The performance achieved with this interface was measured as an average latency of 560 ns per dmove64 packet, corresponding to a data rate of 114 Mbyte/s.
H. Test setup
The test ringlet at CERN consists of two SCI nodes, mounted on VMEbus modules and controlled from a SUN hostcomputer though VMEbus. The DMA node, based on the 68040 FIC module allows for fast block transfers. The node based on the R3000 RIO module is driven by firmware and implements all SCI transactions of the nodechip at a substancially lower speed. The SCI diagnostic tracer, inserted as passive device, is used to display SCI packets on the screen of a Tektronix DAS 9200 logic state analyzer.
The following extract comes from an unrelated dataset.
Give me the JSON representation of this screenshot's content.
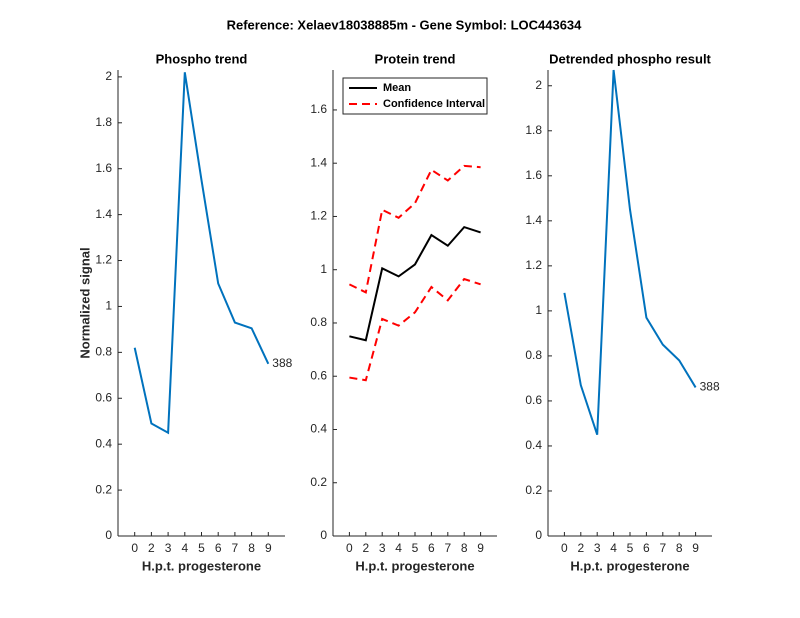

Firmware is cross-developed on the SUN host and downloaded through the PT SBS-915 SBUS to VME interface, to the nodes.
I. Test and servers software
During the development of the two nodeinterfaces, several test packages have been written to validate hardware and software. A terminal-driven diagnostic package can be executed either on the R3000 or on the SUN host. More complicated client/server state machines have been written to debug the first SCI hardware. Millions of SCI transactions have been validated on each node. In a further step, the two nodes have been examined for communication between each other, again without problems in data or protocol consistency Our next step will be the verification of a more flexible R3000 server, capable of transactions between SCI, VMEbus and a planned TURBOchannel interface, optionally via SCI coherent protocols.
J. Diagnostics
As part of its product suite, Dolphin is developing an SCI Tracer for debugging and diagnosis of SCI systems. The SCI Tracer is a special logic analyzer which can acquire and analyze SCI symbols from an active SCI link at the speed of 1 GByte/s. The hardware is implemented in a multi-board VME module. It consists of: an SCI board, a map board with memory maps for trigger patterns to control the tracing process and a storage board with 256 KByte of memory. Different types of triggers can be recognized and used as the basis for storing sequences of SCI packets. During the project, the first version of the SCI Tracerthe LinkProbe™ -has been made available as a product [10] . This is a front-end to a logic analyzer (such as the Tektronix DAS 9000), and is upgradable to a complete SCI Tracer. 
IV. CONCLUSION
First SCI protocol chips have been successfully used to design HEP specific nodes for an SCI ringlet at CERN. The speed of a CERN designed DMA node achieved more than100 Mbyte/s and will scale up by a factor of two for the final NodeChip™. Our firmware approach to control an SCI RISC node in a flexible and re-programmable way was succesful and allowed generation of a large set of SCI transaction for validation of SCI protocols. We used an SCI tracer module from Dolphin to monitor SCI protocols and packet content directly at the link.
V. ACKNOWLEDGMENT
This project has been funded by the DRDC Committee from CERN, the Norwegian Research Council, the Physics Department of the University of OSLO, Creative Electronic Systems (CES) in Geneva, the DEC Joint Project at CERN and APPLE Computer Inc. in Cupertino.